O Espírito é amordaçado e emudecido.
Abdel é muçulmano fiel e crê que Allah fará justiça. Desde o lado
de cá da comum fé abraâmica, com o olhar do Cristianismo, sofro a tentação do
desespero. Mas penso e creio que Aquele que não poupou seu próprio Filho,
mas o entregou por todos, como não nos dará igualmente com Ele todas as
coisas?
Gostaria de encontrar Abdel e dizer-lhe respeitosamente que seus filhos
vivem, pois o verdadeiro Espírito que Deus insuflou em suas narinas não foi
conspurcado e envenenado pelo gás letal. Não posso falar-lhe ao ouvido,
por isso o acompanho na oração. Penso que coisa parecida viveram os
discípulos quando viram Crucificado seu Mestre, Amigo e Senhor. Mas Ele se
manifestou vivo no terceiro dia e confirmou suas promessas.
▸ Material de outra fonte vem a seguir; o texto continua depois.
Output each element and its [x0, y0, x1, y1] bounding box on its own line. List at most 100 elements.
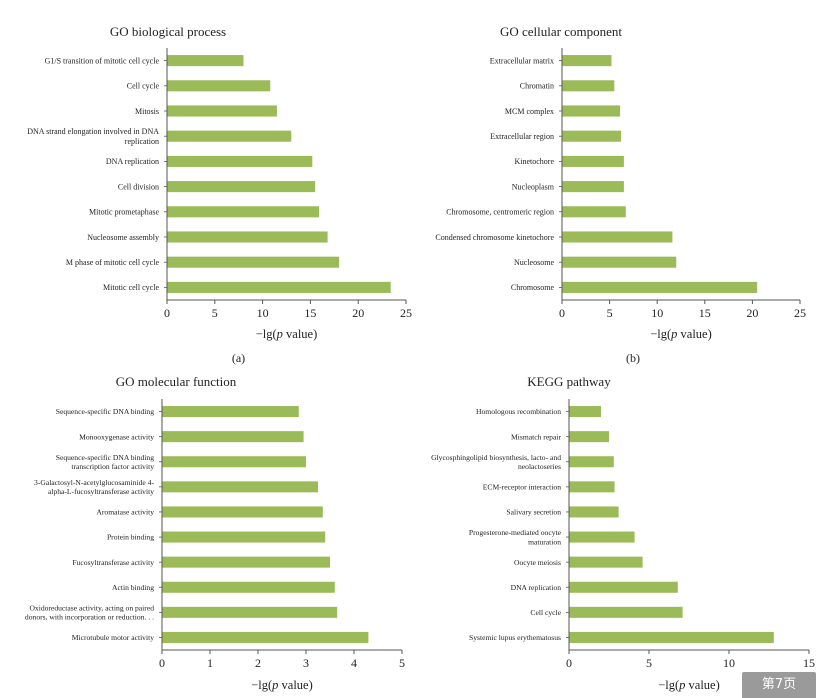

Neste tempo pascal, o desafio é crer que a morte que vem pelo ar não
extinguirá o Espírito. Ainda que a morte de crianças inocentes nos encha
de perplexidade e indignação. O vento santo que soprou no princípio e
inaugurou o mundo continuará soprando em Pentecostes e encherá toda a face da
terra. Aqueles que matam crianças e pessoas inocentes distribuindo a morte sob
forma de gás não terão a última Palavra. E Abdel poderá fazer a travessia
de sua dor e reencontrar sua esposa e seus filhos na alegria que é dom que não
termina.
Maria Clara Lucchetti Bingemer é professora do Departamento de Teologia da PUC-Rio. A teóloga é autora de "Simone Weil - A força e a fraqueza do amor” (Ed. Rocco).